To be brief, a CSRNG should be unbreakable by smart attackers with lots of resources. If a CSRNG does not pass statistical tests, then this means that it can be broken by a chimpanzee. But if it passes the tests, this does in no way prove that it is cryptographically strong; it just means that the chimpanzee will be stumped.
Now, statistical tests are randomized in nature. Each such test is really a measure of implausibility: the test gets an output, then tries to compute how improbable such an outcome can be, assuming that the source is perfectly random. For instance, if there was less than 1 chance in 1000 to have such a bias, then the test reports a “significant bias” (this is the way all experimental science works, the probability being called “p-value” and the significance threshold being traditionally 0.05, i.e. that which could happen with probability 1/20 or less is considered significant).
1 in 1000 is a low probability. But if you run 10000 tests, each with a 1 in 1000 threshold, then there will be some “failures”: things that happen with probability 1 in 1000, do happen fairly reliably if you try 10000 times. Thus, the fact that some FIPS tests occasionally report a “failure” is here meaningless.

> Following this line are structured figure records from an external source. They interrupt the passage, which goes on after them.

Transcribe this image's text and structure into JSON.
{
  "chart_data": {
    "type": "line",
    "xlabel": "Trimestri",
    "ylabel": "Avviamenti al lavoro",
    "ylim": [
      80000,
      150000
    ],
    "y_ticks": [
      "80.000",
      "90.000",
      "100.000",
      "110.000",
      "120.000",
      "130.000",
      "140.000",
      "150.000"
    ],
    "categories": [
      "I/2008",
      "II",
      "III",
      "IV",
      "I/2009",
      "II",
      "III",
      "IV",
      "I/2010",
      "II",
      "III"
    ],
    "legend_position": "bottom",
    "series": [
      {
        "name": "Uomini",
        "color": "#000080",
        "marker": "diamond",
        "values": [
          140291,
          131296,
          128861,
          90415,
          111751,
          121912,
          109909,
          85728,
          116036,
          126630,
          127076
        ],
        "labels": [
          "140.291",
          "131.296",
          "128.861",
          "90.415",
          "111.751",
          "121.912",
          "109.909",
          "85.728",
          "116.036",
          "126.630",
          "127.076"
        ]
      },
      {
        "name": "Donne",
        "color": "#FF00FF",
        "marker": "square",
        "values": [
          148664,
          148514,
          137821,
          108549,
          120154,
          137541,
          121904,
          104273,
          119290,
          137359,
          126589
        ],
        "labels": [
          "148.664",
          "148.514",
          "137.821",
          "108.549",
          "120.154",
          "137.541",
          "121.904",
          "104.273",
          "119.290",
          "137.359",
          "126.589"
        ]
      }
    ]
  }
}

Summary. Monitoring entropy levels on Linux systems is not very useful. From a security point of view, the entropy estimates by the kernel are quite off. It may happen that some applications insist on reading from /dev/random instead of /dev/urandom (or from getrandom()), and block unduly for the sake of that specific brand of fetishism. This should not happen often. OpenSSL uses /dev/urandom, for instance. So does Java by default. The occasional blocking is so irksome that there has been great pressure to make all apps use the non-blocking /dev/urandom; only the very few apps that nobody really uses (e.g. PGP) still insist on /dev/random.
To fully ensure that no blocking ever happens, a simple solution might be to simply make /dev/random a link to /dev/urandom. (In recent Linux distributions, /dev is a virtual filesystem, so such renaming must be done at each boot, which may or may not be easy.)
[Editor’s note: This post was slightly modified on December 20 2019 to remove specific attribution of some of the ideas under discussion.]